James Duthie then asked fellow panelists Marc Crawford and Aaron Ward what they thought. Crawford cited the intensity of the playoffs that "always boils over at the end of games" while Ward agreed with McKenzie that the lack of injury will be the determining factor. Duthie, a bit miffed, responded, "Can you really allow a guy to do a 'WWE-into-the-turnbuckle-move" on Night One of the playoffs? Because you're setting a precedent on Night One of the playoffs 'OK, this is allowed.' Well, if it's WWE-style, I can tell you by the first night, and the three games we had, we are going to have some cage matches in the first round."

I guess we should just forget it all and enjoy the playoffs, not worry about The Concussion Lottery, about making the games safer and let these guys maim each other without a word.
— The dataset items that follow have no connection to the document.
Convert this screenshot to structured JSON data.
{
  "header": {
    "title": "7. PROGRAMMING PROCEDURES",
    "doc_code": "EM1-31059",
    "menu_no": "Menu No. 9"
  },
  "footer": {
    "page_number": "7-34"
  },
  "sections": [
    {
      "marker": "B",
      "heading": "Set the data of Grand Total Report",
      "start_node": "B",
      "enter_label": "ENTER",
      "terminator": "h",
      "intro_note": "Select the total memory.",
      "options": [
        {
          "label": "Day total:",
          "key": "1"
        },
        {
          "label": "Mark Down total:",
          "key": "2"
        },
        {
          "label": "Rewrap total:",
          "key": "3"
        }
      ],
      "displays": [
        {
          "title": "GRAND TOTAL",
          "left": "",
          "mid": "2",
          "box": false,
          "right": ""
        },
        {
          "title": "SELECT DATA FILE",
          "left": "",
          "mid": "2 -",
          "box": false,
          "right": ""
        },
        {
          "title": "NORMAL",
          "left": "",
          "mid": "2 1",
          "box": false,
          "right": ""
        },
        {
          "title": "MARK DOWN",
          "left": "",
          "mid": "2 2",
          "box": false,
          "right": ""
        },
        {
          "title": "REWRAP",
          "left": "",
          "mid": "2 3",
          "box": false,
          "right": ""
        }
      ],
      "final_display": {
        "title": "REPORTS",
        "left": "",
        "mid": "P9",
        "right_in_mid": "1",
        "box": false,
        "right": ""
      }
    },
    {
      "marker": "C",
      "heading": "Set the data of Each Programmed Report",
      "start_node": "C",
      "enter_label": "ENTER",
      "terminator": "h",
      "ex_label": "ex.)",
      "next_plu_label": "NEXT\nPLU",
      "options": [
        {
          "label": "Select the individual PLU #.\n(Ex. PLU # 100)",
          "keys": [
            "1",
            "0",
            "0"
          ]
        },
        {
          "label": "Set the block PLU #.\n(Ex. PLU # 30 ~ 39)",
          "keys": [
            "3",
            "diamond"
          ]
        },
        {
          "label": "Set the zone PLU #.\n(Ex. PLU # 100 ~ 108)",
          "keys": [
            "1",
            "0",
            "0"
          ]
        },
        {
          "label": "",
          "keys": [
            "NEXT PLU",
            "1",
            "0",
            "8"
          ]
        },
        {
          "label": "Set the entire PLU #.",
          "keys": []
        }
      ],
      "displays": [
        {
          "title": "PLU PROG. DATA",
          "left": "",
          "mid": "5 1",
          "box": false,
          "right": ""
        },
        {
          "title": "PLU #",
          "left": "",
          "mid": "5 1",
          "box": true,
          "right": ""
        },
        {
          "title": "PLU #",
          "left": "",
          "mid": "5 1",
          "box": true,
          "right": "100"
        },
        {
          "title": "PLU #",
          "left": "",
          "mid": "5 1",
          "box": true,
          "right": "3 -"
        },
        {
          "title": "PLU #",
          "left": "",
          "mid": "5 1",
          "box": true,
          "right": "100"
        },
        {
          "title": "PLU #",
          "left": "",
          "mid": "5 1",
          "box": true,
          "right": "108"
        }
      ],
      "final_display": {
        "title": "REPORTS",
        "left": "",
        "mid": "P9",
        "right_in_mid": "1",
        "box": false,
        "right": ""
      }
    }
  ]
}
Let's be silently acquiescent to the carnage the league oversees. But wouldn't it be something if Duthie didn't have to be miffed, if McKenzie and Ward didn't have to be surprised, if we didn't have the weak justifications and rationales that Crawford expressed -- not to single him out; his views are not uncommon. Wouldn't it be something if the NHL really backed up its concern about concussions with meaningful punishment to players like Weber, who just couldn't control himself when he felt the urge to retaliate.

But he didn't think twice and that's because the NHL so frequently overlooks or underpunishes transgressors, especially in the playoffs. Shea Weber had no reason to think twice.